Aufrichtig fröhlich stimmte den Generaldirektor aber die Zahl von über 3800 registrierten Teilnehmern. Dass mit dem tropischen Sturmtief «Nicole», das sich zur selben Zeit über den Bahamas zusammenbraute und anderthalb Tage später tatsächlich als Hurrikan nördlich von Miami auf die Küste Floridas traf, ein ungebetener Gast seinen Besuch androhte, kommentierte er mit einem Verweis darauf, dass das 2015 bis 2018 für 620 Mio. USD modernisierte Miami Beach Convention Center «das sicherste Gebäude in ganz Südflorida» sei.

In der Halle, die Anfang Dezember übrigens die Art Basel Miami Beach beherbergt, war auf einer doppelt so grossen Fläche als noch in Toronto 2018 viel von der Aufbruchstimmung zu spüren. Mit 220 Ausstellern in elf Bereichen präsentierte die Messe «internationale Partner für intermodale Lieferketten», so das in Zusammenarbeit mit der Messe München erstellte Konzept. Unter den Ausstellern belegten Deutschland mit 47, Kanada mit 15 sowie Italien und Grossbritannien mit jeweils elf die ersten drei Plätze. Ob sich aber die in einem Landespavillon vereinigten deutschen Häfen unter den Luftfrächtern wirklich heimisch gefühlt haben, darf bezweifelt werden.

Die Branche in Europa und der Welt

Kritisch kommentierten auch langjährige Tiaca-Mitglieder, dass die Teilnahme am ACF, das von nun an immer in Miami Beach stattfinden soll, für die meisten Besucher und Aussteller, nämlich jene aus Europa, lange Reisen und hohe Investitionen erfordere. Diesem Einwand setzte Chairman Steven Polmans entgegen, dass ein alle zwei Jahre wechselnder Austragungsort einen grossen Aufwand für die Tiaca bedeute, die darüber hinaus systematisch die Begegnung vor Ort suche: So finden 2023 nach dem Regionalsymposium in Amsterdam letzten Juni ähnliche Veranstaltungen in Delhi (März) und Nairobi (Juni) statt.
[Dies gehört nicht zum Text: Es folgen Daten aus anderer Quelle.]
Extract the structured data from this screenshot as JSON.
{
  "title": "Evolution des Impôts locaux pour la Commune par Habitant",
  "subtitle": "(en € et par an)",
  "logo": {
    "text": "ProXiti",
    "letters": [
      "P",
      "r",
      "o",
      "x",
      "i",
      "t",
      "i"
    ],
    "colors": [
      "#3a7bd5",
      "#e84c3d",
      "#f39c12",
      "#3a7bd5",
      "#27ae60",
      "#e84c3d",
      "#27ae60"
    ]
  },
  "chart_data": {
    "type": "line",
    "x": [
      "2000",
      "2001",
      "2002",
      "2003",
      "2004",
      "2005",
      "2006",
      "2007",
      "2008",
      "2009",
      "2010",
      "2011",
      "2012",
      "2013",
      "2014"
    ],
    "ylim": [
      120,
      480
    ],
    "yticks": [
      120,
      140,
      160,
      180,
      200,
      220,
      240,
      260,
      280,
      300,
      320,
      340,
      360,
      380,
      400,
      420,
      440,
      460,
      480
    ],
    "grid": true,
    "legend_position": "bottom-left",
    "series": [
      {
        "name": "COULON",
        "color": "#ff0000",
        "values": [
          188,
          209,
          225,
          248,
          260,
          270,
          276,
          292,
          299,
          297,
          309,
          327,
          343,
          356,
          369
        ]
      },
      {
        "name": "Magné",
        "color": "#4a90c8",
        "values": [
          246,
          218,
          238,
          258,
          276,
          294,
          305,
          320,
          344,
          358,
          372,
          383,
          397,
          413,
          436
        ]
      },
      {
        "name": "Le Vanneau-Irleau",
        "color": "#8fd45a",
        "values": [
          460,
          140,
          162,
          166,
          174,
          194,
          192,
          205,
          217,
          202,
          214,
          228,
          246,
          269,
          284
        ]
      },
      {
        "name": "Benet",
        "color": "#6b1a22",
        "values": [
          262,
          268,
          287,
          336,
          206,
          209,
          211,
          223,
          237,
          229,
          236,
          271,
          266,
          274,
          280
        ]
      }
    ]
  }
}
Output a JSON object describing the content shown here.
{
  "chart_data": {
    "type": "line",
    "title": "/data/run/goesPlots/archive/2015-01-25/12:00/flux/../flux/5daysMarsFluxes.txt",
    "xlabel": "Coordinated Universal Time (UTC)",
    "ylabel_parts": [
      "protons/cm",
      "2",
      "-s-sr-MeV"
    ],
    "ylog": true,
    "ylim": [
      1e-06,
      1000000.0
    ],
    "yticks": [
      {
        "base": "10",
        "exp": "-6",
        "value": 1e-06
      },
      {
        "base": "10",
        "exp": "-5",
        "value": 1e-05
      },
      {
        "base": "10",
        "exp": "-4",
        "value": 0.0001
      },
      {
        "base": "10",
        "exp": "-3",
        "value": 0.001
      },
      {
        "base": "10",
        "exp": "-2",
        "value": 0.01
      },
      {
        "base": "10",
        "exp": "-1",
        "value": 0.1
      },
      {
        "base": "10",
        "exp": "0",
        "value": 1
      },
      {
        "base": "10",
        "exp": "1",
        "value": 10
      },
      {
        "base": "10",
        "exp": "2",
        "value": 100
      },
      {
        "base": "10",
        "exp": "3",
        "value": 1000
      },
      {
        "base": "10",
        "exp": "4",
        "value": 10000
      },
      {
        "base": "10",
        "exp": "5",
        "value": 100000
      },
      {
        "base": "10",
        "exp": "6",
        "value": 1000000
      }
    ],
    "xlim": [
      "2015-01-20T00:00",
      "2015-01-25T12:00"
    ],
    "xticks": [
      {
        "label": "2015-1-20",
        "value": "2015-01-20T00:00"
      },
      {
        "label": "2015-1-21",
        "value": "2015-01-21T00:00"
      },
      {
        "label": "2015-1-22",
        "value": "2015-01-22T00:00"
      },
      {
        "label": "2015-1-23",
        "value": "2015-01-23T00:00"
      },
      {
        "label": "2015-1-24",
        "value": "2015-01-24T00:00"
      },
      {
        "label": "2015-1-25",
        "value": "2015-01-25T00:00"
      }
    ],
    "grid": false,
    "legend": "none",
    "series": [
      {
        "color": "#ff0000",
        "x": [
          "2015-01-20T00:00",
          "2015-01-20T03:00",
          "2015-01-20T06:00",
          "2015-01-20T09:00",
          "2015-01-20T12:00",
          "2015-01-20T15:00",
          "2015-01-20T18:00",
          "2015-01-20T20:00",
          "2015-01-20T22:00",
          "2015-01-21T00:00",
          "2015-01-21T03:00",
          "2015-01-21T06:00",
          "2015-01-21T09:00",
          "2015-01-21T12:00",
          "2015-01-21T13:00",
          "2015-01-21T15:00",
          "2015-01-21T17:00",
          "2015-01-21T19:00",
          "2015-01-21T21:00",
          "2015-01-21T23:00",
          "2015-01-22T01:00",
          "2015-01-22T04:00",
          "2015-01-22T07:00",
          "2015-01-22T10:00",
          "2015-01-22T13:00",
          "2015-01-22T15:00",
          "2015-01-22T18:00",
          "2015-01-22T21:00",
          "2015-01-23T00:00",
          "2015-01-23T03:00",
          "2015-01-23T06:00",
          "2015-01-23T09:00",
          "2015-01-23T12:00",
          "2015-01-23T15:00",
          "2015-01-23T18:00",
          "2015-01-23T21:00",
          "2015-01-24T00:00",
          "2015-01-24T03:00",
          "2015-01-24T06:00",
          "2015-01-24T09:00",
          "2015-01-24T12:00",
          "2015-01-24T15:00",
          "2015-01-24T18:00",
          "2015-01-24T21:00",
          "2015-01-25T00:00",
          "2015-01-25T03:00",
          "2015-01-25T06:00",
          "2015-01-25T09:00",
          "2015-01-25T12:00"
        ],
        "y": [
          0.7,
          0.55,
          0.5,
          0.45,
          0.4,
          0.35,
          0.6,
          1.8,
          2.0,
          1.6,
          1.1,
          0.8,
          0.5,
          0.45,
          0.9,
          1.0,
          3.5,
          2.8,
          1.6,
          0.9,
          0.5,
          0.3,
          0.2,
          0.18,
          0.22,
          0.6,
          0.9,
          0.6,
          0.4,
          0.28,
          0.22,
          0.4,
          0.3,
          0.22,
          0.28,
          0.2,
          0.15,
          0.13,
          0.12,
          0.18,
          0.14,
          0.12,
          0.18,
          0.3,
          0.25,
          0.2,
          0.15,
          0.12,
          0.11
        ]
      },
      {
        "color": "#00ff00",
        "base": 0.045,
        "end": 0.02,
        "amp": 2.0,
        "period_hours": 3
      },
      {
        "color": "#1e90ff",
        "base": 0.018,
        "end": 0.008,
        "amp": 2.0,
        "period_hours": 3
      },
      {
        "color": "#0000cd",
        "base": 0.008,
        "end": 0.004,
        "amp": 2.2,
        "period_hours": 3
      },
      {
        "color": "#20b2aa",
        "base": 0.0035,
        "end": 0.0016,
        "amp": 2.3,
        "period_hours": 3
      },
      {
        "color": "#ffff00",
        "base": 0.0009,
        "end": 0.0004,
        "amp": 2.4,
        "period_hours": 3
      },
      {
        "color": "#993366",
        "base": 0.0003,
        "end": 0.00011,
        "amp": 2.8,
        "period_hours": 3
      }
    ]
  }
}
Und mit dem Excutive Summit kehrt die Tiaca vom 6. bis 8. November sogar an die alte Wirkungsstätte des früheren Frachtchefs des Flughafens Brüssel zurück.

Natürlich war das ACF auch wieder vollgepackt mit hochkarätig besetzten Podiumsdiskussionen und detaillierten Vorträgen. Sander Schuringa von Seabury Cargo etwa sprach in seinem Branchenausblick von «dunklen Wolken», aber auch «viel Raum für Optimismus»: Ja, die Yields seien zuletzt global zurückgegangen, lägen aber immer noch weit über den präpandemischen Werten. Ausserdem entwickle sich der transatlantische Korridor immer noch positiv. Kapazitäten mangelten weiterhin zwischen Europa und Asien. Aber auf dieser Strecke gibt es ja seit dem 24. Februar einen neuen Krisenherd, der die Weltwirtschaft und die Lieferketten noch länger beschäftigen dürfte.

Vergangenheit und Zukunft

Larry Coyne mit zwei Jahren Verspätung und der dieses Jahr ernannte Olivier Bijaoui sind während des ACF 2022 offiziell in die Tiaca-Ruhmeshalle eingezogen.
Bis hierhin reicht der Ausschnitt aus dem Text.